My dad died 29 years ago today. PLEASE no condolences, sorry for your loss, may his memory be a blessing. Our relationship wasn't like that. I only just realized that today was January 6. January 6, 1996 was the eve of the real snowmageddon in Baltimore. My dad, Rudy Weis, died that morning, three months after being diagnosed with a glioblastoma multiforma (the minute Dr. Agha Khan said those words I knew I'd never forget them, his fine brain surgeon fingers spreading like a spider’s web indicating how the tumor would grow). The body was taken to Sol Levinson's when they were in the city, on Park Heights Avenue or Pimlico. And there he stayed for over a week because we got 22.5 inches of snow in three days. Rudy wanted to be cremated ("Don't spend more than $300 on cremation," he instructed me), but we hadn't planned on embalming him.
So two whammies (Jews don't embalm or cremate, usually). The 70-year-old body had to be embalmed, according to Sol Levinson's folks, as he was beginning to decay, decompose, something like that. As soon as they were able to, he was shipped off to Ruck Funeral Parlor in Towson where they do all that -- embalming and cremating. Off he went. And then the ashes were transported back to Sol's in a plastic black box, slightly bigger than a VHS case from Blockbuster. All six feet and 180 pounds of him. I lived in Israel at the time but had come home to try and care for him as he was dying. I carted those ashes back to Israel with me thinking I'd let them fly in the Holy Land. My dear friend Yoni Gordis advised against it. Something about the ashes defiling a Cohanim (if you don't know who they are, let's save it for another time).

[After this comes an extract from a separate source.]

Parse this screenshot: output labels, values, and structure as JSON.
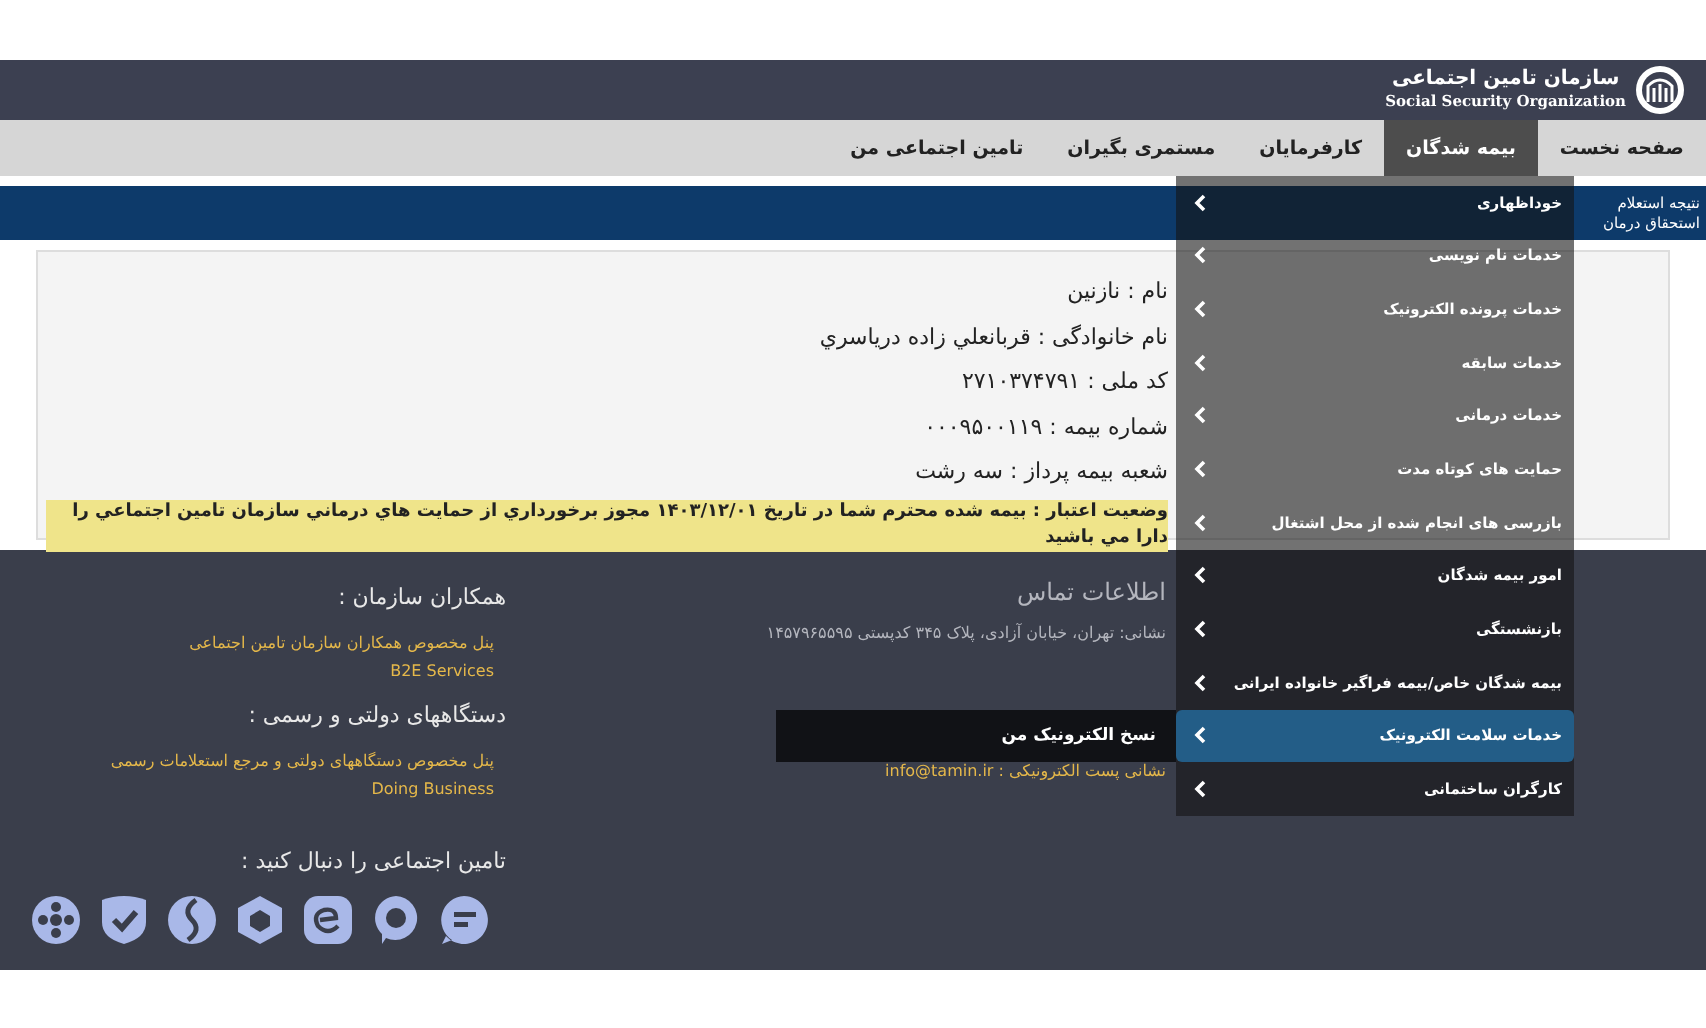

The oversized plastic box stayed on a shelf in my flat on Jabotinsky Street, and then came home with me a few years later and lived in the back of the closet in the second bedroom in my sweet little ranch house in Mt. Washington on Oakshire Road, that I purchased with my inheritance. Eventually, my sister and I decided to scatter the ashes on his parents' graves at Chevra Ahavas Chesed Cemetery in Randallstown around 2002. The ashes flew into our eyes and mouths on that windy, sunny afternoon. His parents, Alfred and Mathilde (Lion) Weis, slipped out of Germany by the skin of their teeth in 1937 with my 12-year-old dad in tow.
I'm thinking of these things today. My dad would be 99 years old.
https://www.wmar2news.com/.../recapping-the-blizzard-of-1996
thank you......sending love
Cremation, embalming, ashes and the process of picking out containers to hold them. My dad too was reduced to scattered ashes in the end.
This beautiful writing all because you saw a set of numbers (the date). Our brains, our memory—fascinating isn’t it?
I have two dates in January that trigger emotions and memories, not really the good kind. It’s complicated. Ironically, I journaled right before the new year that I’d try to retrain my brain to see the numbers in a different light this year. I don’t know, like go hiking or skydiving. Attend a self care class—do something to change this particular set of numbers (1/14 and 1/21) when I see them.
Maybe I wont, maybe I’ll write a memory too.